Taylor also reported successes with e-learning programs for Reuters journalists, which are designed by their colleagues and managed on Oracle’s learning management system. “We have not gone off and bought this stuff off the shelf,” he said. “I’ve developed a host of subject-matter experts, walked them through how to author e-learning, held their hands as they’ve done it, and helped them proofread it, get it developed on Flash and post it online. That adds a lot of credibility to what we’re doing in the journalism group. Of our staff of 2,300 journalists, we completed about 5,500 e-learning modules last year, which is just over two per person. This year, we’re aiming for three per person. These figures are more than the rest of the company combined.” The consumption numbers are especially significant because journalists generally are less receptive to it by nature, he added. “I think journalists are very hesitant—they don’t like new systems or technology. They just want to do their job. Journalists really can’t be bothered with going online and learning stuff when there’s breaking news.”

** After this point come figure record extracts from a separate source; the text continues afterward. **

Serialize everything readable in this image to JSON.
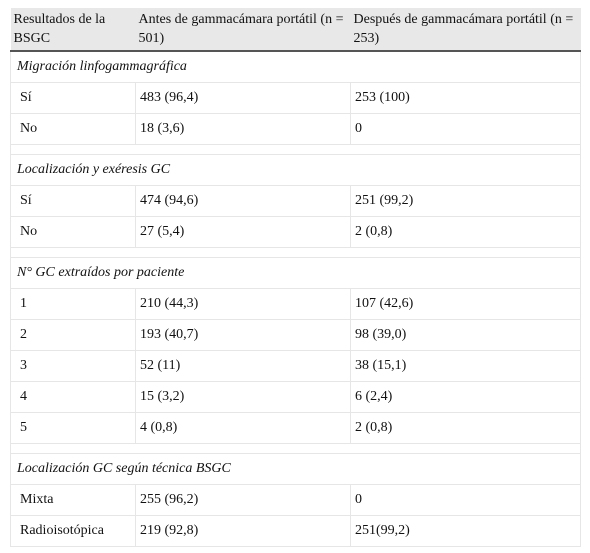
{
  "table": {
    "header": [
      "Resultados de la BSGC",
      "Antes de gammacámara portátil (n = 501)",
      "Después de gammacámara portátil (n = 253)"
    ],
    "sections": [
      {
        "title": "Migración linfogammagráfica",
        "rows": [
          [
            "Sí",
            "483 (96,4)",
            "253 (100)"
          ],
          [
            "No",
            "18 (3,6)",
            "0"
          ]
        ]
      },
      {
        "title": "Localización y exéresis GC",
        "rows": [
          [
            "Sí",
            "474 (94,6)",
            "251 (99,2)"
          ],
          [
            "No",
            "27 (5,4)",
            "2 (0,8)"
          ]
        ]
      },
      {
        "title": "N° GC extraídos por paciente",
        "rows": [
          [
            "1",
            "210 (44,3)",
            "107 (42,6)"
          ],
          [
            "2",
            "193 (40,7)",
            "98 (39,0)"
          ],
          [
            "3",
            "52 (11)",
            "38 (15,1)"
          ],
          [
            "4",
            "15 (3,2)",
            "6 (2,4)"
          ],
          [
            "5",
            "4 (0,8)",
            "2 (0,8)"
          ]
        ]
      },
      {
        "title": "Localización GC según técnica BSGC",
        "rows": [
          [
            "Mixta",
            "255 (96,2)",
            "0"
          ],
          [
            "Radioisotópica",
            "219 (92,8)",
            "251(99,2)"
          ]
        ]
      }
    ]
  }
}
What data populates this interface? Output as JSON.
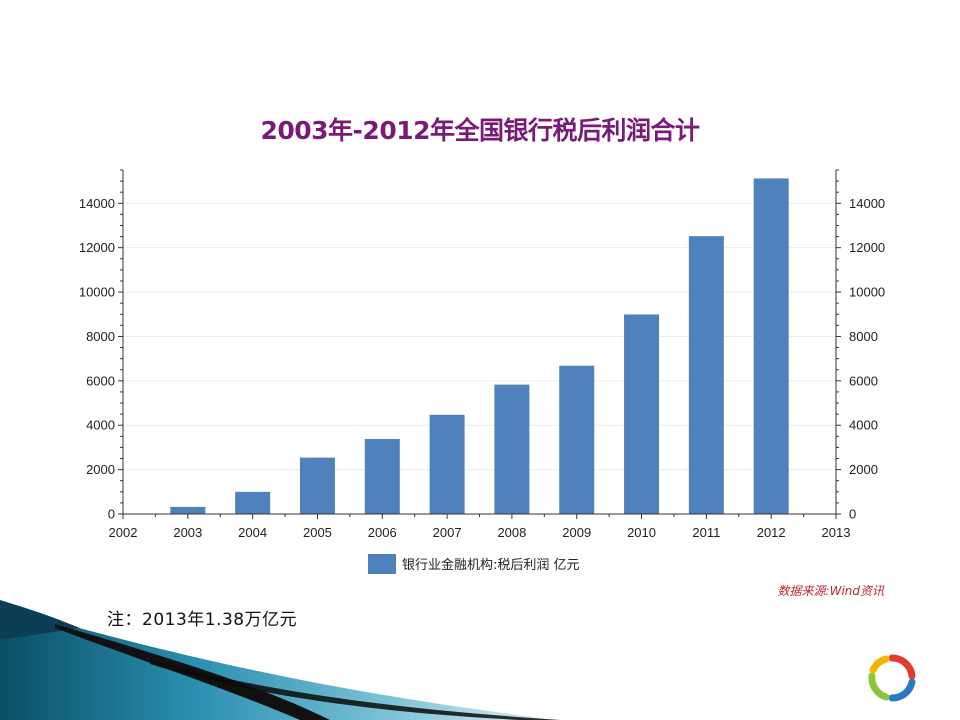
{
  "chart_data": {
    "type": "bar",
    "title": "2003年-2012年全国银行税后利润合计",
    "x_ticks": [
      "2002",
      "2003",
      "2004",
      "2005",
      "2006",
      "2007",
      "2008",
      "2009",
      "2010",
      "2011",
      "2012",
      "2013"
    ],
    "categories": [
      "2003",
      "2004",
      "2005",
      "2006",
      "2007",
      "2008",
      "2009",
      "2010",
      "2011",
      "2012"
    ],
    "series": [
      {
        "name": "银行业金融机构:税后利润 亿元",
        "values": [
          320,
          1000,
          2540,
          3380,
          4470,
          5830,
          6680,
          8990,
          12520,
          15120
        ]
      }
    ],
    "ylim": [
      0,
      15500
    ],
    "y_ticks": [
      0,
      2000,
      4000,
      6000,
      8000,
      10000,
      12000,
      14000
    ],
    "xlabel": "",
    "ylabel": "",
    "dual_y_axis": true,
    "grid": true,
    "legend_position": "bottom",
    "bar_color": "#4f81bd"
  },
  "source_note": "数据来源:Wind资讯",
  "footnote": "注：2013年1.38万亿元"
}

In the next five years, Taylor plans to improve assessment of employee education and enhance management and mid- to senior-level career development programs within Reuters’ content division. His most ambitious idea, though, might be the creation of an externally focused profit-and-loss learning center, based on current and future internal offerings, that issues Reuters diplomas to customers outside the organization. “I don’t know how we’d price this or what the market’s like, but I really think we have some unique training content,” he said. “If we could manage it better and make it into reusable learning objects, I think it would be pretty easy for us to do either an online or a blended Reuters University. I don’t know how much money there is to make there, but I’d like to find out.”